Añade palabras nuevas con la frase completa. Los mundos ficticios mezclan vocabulario real e inventado, y el contexto ayuda a distinguirlos. Si juegas en otra lengua, compara interfaz, audio y subtítulos; una localización puede adaptar humor, espacio y referencias, más allá de sustituir palabras.
Elegir con información, no por apariencia
La estética dibujada no garantiza contenido infantil. El sistema PEGI explica sus etiquetas de edad y descriptores para violencia, miedo, lenguaje, compras y otros contenidos. Consulta la ficha concreta y conversa sobre sensibilidad individual: la edad orienta la adecuación, no mide dificultad lectora ni sustituye conocer a la persona.

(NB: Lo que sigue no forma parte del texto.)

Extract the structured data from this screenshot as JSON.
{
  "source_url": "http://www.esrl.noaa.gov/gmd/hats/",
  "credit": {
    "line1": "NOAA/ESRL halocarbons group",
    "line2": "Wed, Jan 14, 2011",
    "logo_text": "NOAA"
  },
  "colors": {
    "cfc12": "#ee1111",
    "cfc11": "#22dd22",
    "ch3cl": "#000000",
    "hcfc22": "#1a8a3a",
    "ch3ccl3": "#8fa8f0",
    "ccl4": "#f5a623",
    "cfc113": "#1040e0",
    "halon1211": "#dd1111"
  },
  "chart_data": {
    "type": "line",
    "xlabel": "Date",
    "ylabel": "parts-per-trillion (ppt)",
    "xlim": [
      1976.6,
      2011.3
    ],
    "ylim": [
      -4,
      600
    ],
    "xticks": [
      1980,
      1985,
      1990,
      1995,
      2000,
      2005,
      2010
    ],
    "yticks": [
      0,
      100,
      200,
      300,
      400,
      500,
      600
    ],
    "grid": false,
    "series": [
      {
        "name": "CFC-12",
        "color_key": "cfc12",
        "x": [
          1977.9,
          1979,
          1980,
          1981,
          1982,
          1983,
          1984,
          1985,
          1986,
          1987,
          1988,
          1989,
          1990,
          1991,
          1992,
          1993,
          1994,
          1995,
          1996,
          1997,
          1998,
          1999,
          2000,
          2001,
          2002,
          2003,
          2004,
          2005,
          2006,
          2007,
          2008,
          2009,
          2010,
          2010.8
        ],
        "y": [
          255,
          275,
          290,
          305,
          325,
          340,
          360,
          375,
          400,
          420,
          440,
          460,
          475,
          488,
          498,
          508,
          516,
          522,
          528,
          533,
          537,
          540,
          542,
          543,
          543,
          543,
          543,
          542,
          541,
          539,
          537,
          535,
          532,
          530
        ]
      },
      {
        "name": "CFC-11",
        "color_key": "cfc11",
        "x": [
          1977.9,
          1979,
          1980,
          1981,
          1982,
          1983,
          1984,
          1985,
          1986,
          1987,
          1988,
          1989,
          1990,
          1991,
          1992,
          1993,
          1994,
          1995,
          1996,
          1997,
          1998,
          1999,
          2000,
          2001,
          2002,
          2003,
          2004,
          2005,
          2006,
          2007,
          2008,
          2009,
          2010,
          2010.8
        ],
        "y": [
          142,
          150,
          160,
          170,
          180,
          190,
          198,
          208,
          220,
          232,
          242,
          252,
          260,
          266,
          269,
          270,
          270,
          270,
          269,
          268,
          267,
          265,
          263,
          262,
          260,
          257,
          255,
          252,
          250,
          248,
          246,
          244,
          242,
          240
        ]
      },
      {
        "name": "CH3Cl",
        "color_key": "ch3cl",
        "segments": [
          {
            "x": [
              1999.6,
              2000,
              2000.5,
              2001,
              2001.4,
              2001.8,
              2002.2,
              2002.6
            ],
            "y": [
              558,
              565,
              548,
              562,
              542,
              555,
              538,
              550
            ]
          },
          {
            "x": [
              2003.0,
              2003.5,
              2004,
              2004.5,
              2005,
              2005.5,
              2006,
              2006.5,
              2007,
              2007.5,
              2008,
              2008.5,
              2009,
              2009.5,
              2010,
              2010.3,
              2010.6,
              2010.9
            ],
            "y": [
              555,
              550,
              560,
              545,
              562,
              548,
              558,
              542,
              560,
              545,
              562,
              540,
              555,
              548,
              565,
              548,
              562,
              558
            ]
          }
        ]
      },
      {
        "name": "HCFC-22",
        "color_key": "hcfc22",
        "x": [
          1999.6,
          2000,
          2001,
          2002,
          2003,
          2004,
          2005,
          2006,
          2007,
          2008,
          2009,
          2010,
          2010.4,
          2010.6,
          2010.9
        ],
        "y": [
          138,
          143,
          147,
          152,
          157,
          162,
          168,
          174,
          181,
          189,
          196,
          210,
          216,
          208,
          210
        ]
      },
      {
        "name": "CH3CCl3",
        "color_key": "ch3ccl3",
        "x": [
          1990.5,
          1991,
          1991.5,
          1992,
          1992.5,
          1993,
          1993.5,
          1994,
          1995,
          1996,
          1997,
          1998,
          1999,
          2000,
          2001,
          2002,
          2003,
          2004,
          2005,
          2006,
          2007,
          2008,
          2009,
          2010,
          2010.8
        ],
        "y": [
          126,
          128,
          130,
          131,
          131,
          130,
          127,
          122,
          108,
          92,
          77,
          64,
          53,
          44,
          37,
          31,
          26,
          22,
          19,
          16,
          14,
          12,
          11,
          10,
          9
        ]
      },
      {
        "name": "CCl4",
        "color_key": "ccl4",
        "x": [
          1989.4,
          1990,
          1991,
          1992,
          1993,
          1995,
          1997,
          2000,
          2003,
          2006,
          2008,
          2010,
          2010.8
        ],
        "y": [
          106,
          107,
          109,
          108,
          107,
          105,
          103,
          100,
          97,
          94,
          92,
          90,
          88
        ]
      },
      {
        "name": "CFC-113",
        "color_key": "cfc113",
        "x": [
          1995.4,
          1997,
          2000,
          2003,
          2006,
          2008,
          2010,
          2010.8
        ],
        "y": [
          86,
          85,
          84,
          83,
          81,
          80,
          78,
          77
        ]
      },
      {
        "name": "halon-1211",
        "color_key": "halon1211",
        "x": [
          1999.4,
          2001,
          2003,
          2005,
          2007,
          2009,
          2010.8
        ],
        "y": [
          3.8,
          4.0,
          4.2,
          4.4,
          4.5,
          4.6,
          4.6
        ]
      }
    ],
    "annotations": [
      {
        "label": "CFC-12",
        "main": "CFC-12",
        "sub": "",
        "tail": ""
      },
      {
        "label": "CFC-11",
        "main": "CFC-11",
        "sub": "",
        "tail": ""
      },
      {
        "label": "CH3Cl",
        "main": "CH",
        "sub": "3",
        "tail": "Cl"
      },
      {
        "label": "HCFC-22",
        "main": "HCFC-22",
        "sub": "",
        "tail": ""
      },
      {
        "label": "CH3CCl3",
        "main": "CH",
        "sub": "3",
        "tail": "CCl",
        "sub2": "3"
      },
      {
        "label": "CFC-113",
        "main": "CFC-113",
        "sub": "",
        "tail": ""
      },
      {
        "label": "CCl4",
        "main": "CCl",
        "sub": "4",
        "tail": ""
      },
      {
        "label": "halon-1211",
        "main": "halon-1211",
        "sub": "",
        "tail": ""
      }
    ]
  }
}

En familia o biblioteca, acuerda también privacidad, conexión y gasto. Un juego narrativo puede incluir comunicación abierta o compras aunque su historia se disfrute en solitario. Desactiva pagos no necesarios y revisa qué datos guarda la cuenta.
Conversar después de jugar
En un club, no preguntes solo por el final. Compara qué información encontró cada persona, qué personaje parecía fiable y qué decisión no ofrecía una opción satisfactoria. Permite describir una ruta sin presentar las demás como errores. Una partida es una lectura situada entre reglas y posibilidades. Otro ejemplo concreto puede encontrarse en Leer una traducción con los ojos abiertos.
Relaciona después el juego con otros formatos: una novela epistolar, un mapa, una película de montaje no lineal o un juego de mesa narrativo. El objetivo no es usar el videojuego como cebo para llevar a un «libro de verdad», sino ampliar el repertorio y observar qué hace cada medio.
Hacer una prueba acompañada
Para saber si un juego encaja, observa quince minutos sin tomar el mando. Mide cuánto texto aparece, si puede pausarse y qué acciones exige al mismo tiempo. Después deja que la persona interesada cambie tamaño, velocidad, audio y controles. Una dificultad puede pertenecer a la interfaz, al vocabulario o a la coordinación; tratarlas como un único «nivel lector» oculta la solución.
Si dos personas comparten partida, quien maneja el control no debería decidir también todas las respuestas. Alternad lectura, interpretación y acción. Deteneos cuando una elección parezca urgente y resumid opciones en voz alta. Esta negociación convierte la partida en conversación, pero no debe usarse para vigilar o corregir cada frase. El placer sigue siendo parte del aprendizaje.
Guarda las partidas en perfiles separados si varias personas quieren comparar rutas sin borrar decisiones ajenas.
Compara después las notas.
Jugar no reemplaza la lectura sostenida de ensayo, poesía o ficción impresa, del mismo modo que una novela no entrena todas las decisiones espaciales de un juego. La pregunta útil no es cuál gana, sino qué atención solicita. Cuando miramos diálogos, reglas y archivos como partes del relato, descubrimos que pulsar también puede ser una forma de interpretar.